Aussi, les immigré·e·s occupent souvent des postes physiquement pénibles qui impactent leur corps, comme l’évoquait Truc Tien dans l’épisode 5 d’Origines TV, en mentionnant son père, manutentionnaire par défaut, usé et victime de plusieurs accidents de travail. Comme évoqué dans cet article du Bondy Blog, le nombre de décès en 2020, suite à la crise du COVID-19 a été plus important chez les personnes étrangères que celles françaises. Souvent en première ligne, occupant des postes incompatibles avec le télétravail, les travailleur·euse·s immigré·e·s ont été doublement fragilisé·e·s par la pandémie. 

… dont les revendications sont peu entendues

Si les immigré·e·s occupent une part importante des métiers essentiels, ils pâtissent du fait que beaucoup de ces métiers sont précaires, pénibles et perçus comme inférieurs dans la hiérarchie sociale. Leurs revendications concernant leurs conditions de travail sont souvent peu entendues. On pense, par exemple, aux femmes de chambre de l’hôtel Ibis Batignolles, en grève depuis le 17 juillet 2019 pour dénoncer leurs conditions de travail immondes. 

Les immigré·e·s et leurs enfants sont aussi en “première ligne” de l’ubérisation de l’économie. À cet égard, le témoignage poignant de Jules Salé dans cet article de Médiapart fait état du manque de considération que peuvent subir les travailleur·euse·s immigré·e·s (et enfant d’immigré·e·s) tant dans des grands groupes comme Accor qu’au sein de la startup nation. Les livreurs Frichti ont ainsi réclamé la régularisation de leur papier pour bénéficier des mêmes droits que les travailleur·euse·s salariés, compte tenu de leur situation de travail réel, plus proche du salariat que d’un simple partenariat. 

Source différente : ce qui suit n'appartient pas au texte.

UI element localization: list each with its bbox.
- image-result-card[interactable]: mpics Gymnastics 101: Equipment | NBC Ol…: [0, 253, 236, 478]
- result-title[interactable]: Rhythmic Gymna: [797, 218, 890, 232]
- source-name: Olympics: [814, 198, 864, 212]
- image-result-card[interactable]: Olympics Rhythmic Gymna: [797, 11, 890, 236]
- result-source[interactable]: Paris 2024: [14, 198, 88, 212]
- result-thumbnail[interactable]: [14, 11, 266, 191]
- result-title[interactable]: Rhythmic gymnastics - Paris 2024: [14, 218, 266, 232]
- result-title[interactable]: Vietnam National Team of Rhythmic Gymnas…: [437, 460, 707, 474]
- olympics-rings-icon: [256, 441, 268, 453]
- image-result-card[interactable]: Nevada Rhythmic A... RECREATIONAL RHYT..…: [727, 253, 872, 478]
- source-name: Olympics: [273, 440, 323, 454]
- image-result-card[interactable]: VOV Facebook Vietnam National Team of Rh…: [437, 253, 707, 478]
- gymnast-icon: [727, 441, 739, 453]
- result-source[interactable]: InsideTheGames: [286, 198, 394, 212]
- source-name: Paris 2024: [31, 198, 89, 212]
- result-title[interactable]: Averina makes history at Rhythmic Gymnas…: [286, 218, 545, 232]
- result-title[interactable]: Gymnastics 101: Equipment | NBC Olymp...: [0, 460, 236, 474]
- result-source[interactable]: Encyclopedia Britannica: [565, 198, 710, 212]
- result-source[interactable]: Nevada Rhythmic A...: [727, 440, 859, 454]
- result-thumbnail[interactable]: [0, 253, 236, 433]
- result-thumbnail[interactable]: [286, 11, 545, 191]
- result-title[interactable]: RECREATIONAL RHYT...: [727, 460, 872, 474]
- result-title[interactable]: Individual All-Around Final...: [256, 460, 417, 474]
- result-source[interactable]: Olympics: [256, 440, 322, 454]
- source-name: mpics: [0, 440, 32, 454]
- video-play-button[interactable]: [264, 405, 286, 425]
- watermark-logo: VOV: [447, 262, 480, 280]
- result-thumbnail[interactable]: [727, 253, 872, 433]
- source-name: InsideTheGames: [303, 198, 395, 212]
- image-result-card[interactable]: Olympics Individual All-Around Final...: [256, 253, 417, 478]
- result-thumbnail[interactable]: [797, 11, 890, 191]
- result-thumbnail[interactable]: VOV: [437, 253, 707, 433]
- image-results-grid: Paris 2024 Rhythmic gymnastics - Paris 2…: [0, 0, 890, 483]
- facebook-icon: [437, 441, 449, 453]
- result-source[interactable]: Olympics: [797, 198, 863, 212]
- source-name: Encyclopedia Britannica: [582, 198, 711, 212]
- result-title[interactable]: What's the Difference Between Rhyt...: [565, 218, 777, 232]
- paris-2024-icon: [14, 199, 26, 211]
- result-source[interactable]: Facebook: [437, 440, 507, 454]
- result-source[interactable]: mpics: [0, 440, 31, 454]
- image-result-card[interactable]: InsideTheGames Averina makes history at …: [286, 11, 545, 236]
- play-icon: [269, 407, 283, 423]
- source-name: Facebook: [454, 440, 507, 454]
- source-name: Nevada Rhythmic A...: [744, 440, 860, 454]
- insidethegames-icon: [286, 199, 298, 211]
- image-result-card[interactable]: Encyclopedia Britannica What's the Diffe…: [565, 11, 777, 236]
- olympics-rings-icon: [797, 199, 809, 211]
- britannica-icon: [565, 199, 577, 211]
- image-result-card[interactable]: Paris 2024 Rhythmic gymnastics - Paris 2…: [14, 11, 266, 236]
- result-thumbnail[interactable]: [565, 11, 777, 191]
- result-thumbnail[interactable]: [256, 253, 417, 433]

Comme le montre l’enquête du journaliste Gurvan Kristanadjaja, « Ubérisation, piège à cons », sortie en avril 2021, ces revendications pour des conditions de travail dignes et/ou une requalification de leur travail comme un travail salarié sont encore loin d’être totalement entendues. Aux jeunes étudiants en quête d’émancipation se sont substitués des migrants primo-arrivants amenés à devenir livreurs sur des plateformes comme Frichti, Deliveroo ou Uber Eats pour survivre. La vulnérabilité économique et sociale des migrants et des jeunes de banlieue qui occupent ces postes les contraint à accepter des conditions de travail précaire, sans réelle alternative.